Before Conservative Leader Pierre Poilievre and CBC President Catherine Tait got into a public spat over the issue of the broadcaster’s public funding, Tait had apparently suggested that they meet in person. Letters obtained by the investigative news outlet Blacklock’s Reporter show that Poilievre had only just won the Conservative leadership before Tait sent him a not tremendously polite letter offering to discuss the “implications” of his promise to defund the CBC (the letter also slammed Conservatives for disparaging the network’s report). Poilievre ignored the request, and a few months later Tait accused him of cynically bashing the CBC in order to gin up fundraising dollars.

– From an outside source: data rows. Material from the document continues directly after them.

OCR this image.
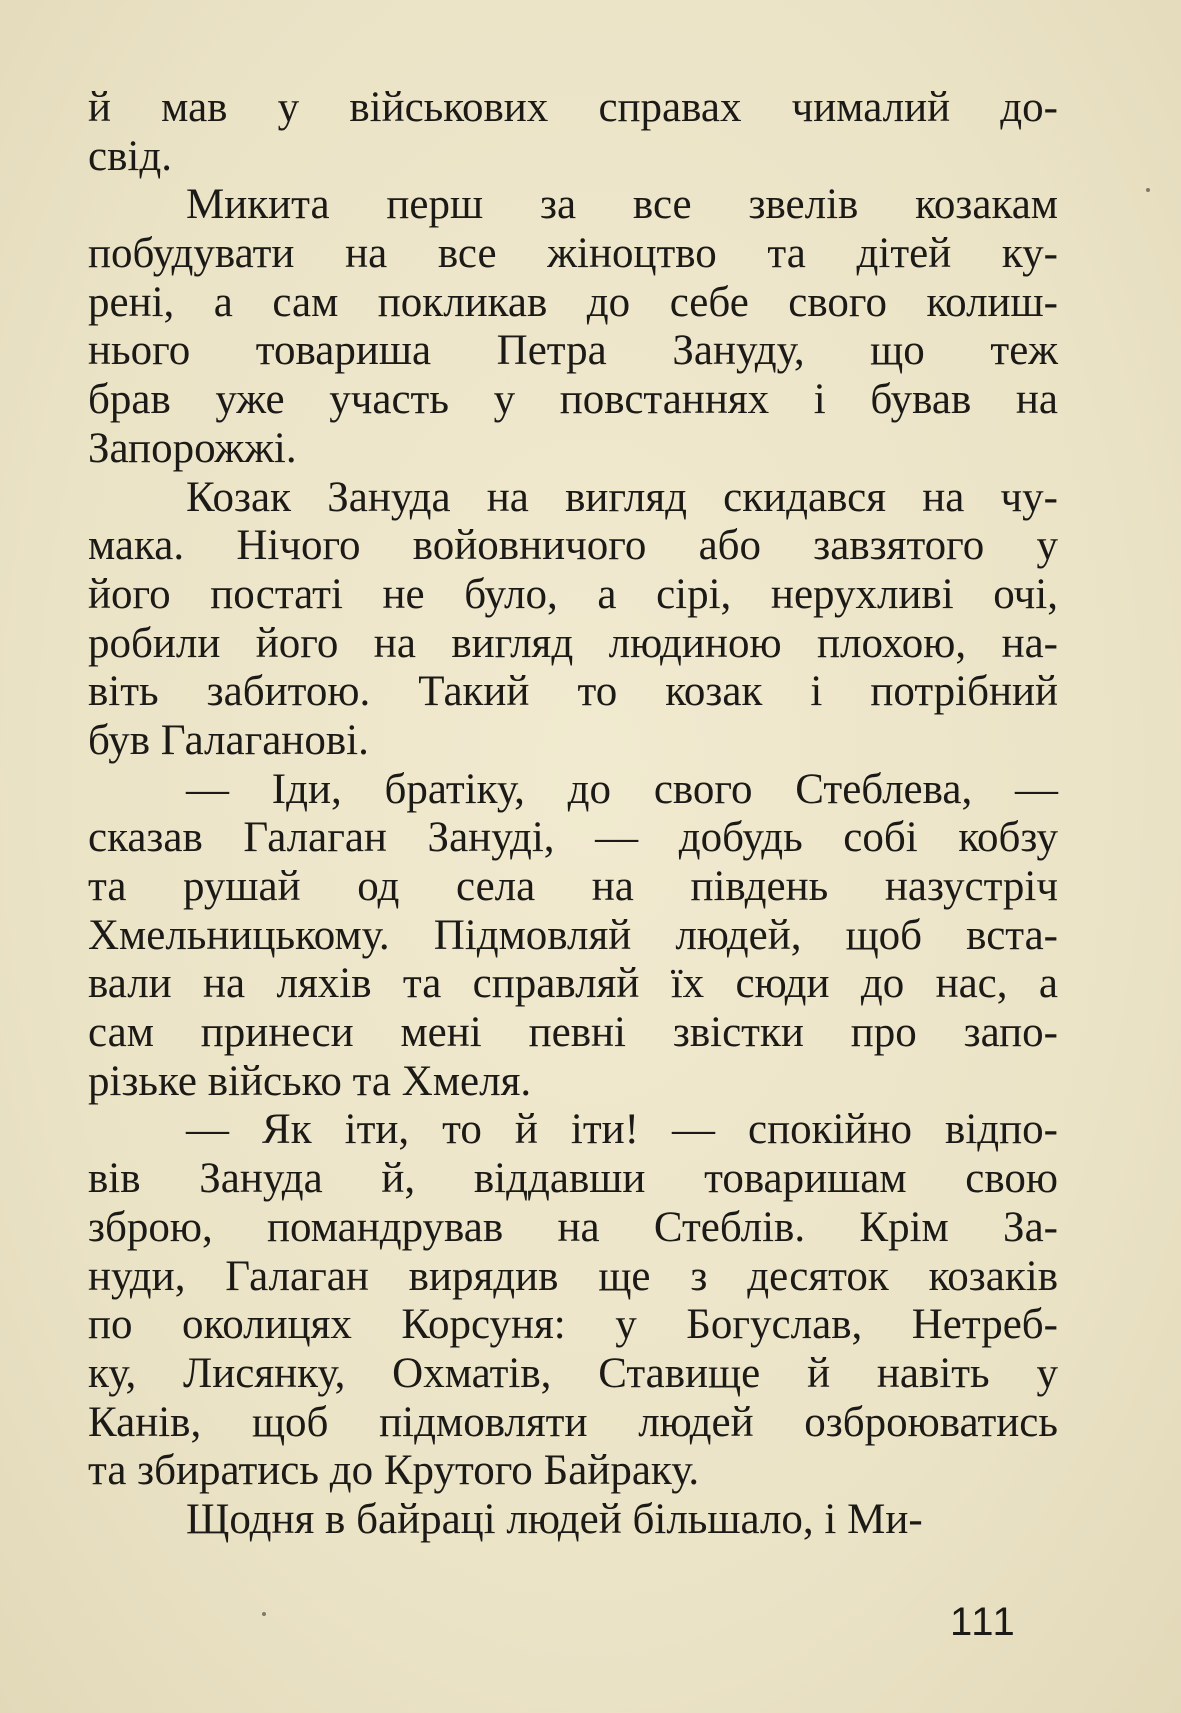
й мав у військових справах чималий до-
свід.
Микита перш за все звелів козакам
побудувати на все жіноцтво та дітей ку-
рені, а сам покликав до себе свого колиш-
нього товариша Петра Зануду, що теж
брав уже участь у повстаннях і бував на
Запорожжі.
Козак Зануда на вигляд скидався на чу-
мака. Нічого войовничого або завзятого у
його постаті не було, а сірі, нерухливі очі,
робили його на вигляд людиною плохою, на-
віть забитою. Такий то козак і потрібний
був Галаганові.
— Іди, братіку, до свого Стеблева, —
сказав Галаган Зануді, — добудь собі кобзу
та рушай од села на південь назустріч
Хмельницькому. Підмовляй людей, щоб вста-
вали на ляхів та справляй їх сюди до нас, а
сам принеси мені певні звістки про запо-
різьке військо та Хмеля.
— Як іти, то й іти! — спокійно відпо-
вів Зануда й, віддавши товаришам свою
зброю, помандрував на Стеблів. Крім За-
нуди, Галаган вирядив ще з десяток козаків
по околицях Корсуня: у Богуслав, Нетреб-
ку, Лисянку, Охматів, Ставище й навіть у
Канів, щоб підмовляти людей озброюватись
та збиратись до Крутого Байраку.
Щодня в байраці людей більшало, і Ми-
111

Amid flagging law enforcement recruitment numbers, the Ontario government is dropping a requirement for police candidates to have a post-secondary degree. In the words of Solicitor General Michael Kerzner, “I don’t think bringing an arts degree is necessarily the criteria to go to Ontario Police College and to be a cadet.” On the one hand, it’s not great optics that the government is dropping the qualifications required to become a police officer amid several high-profile examples of Ontario police officers flamboyantly breaking the law. On the other hand, the Canadian job market has been pretty badly plagued by degree inflation for quite some time.
And a semi-regular reminder that one of Canada’s most cutthroat, hyper-capitalist investment entities happens to be a pension fund for teachers. The Ontario Teachers’ Pension Plan just shut down its five-person Hong Kong unit with the intention of shifting their operations to the 50-person Singapore unit. The fund has an incredible $250 billion in assets with offices on every continent save Antarctica.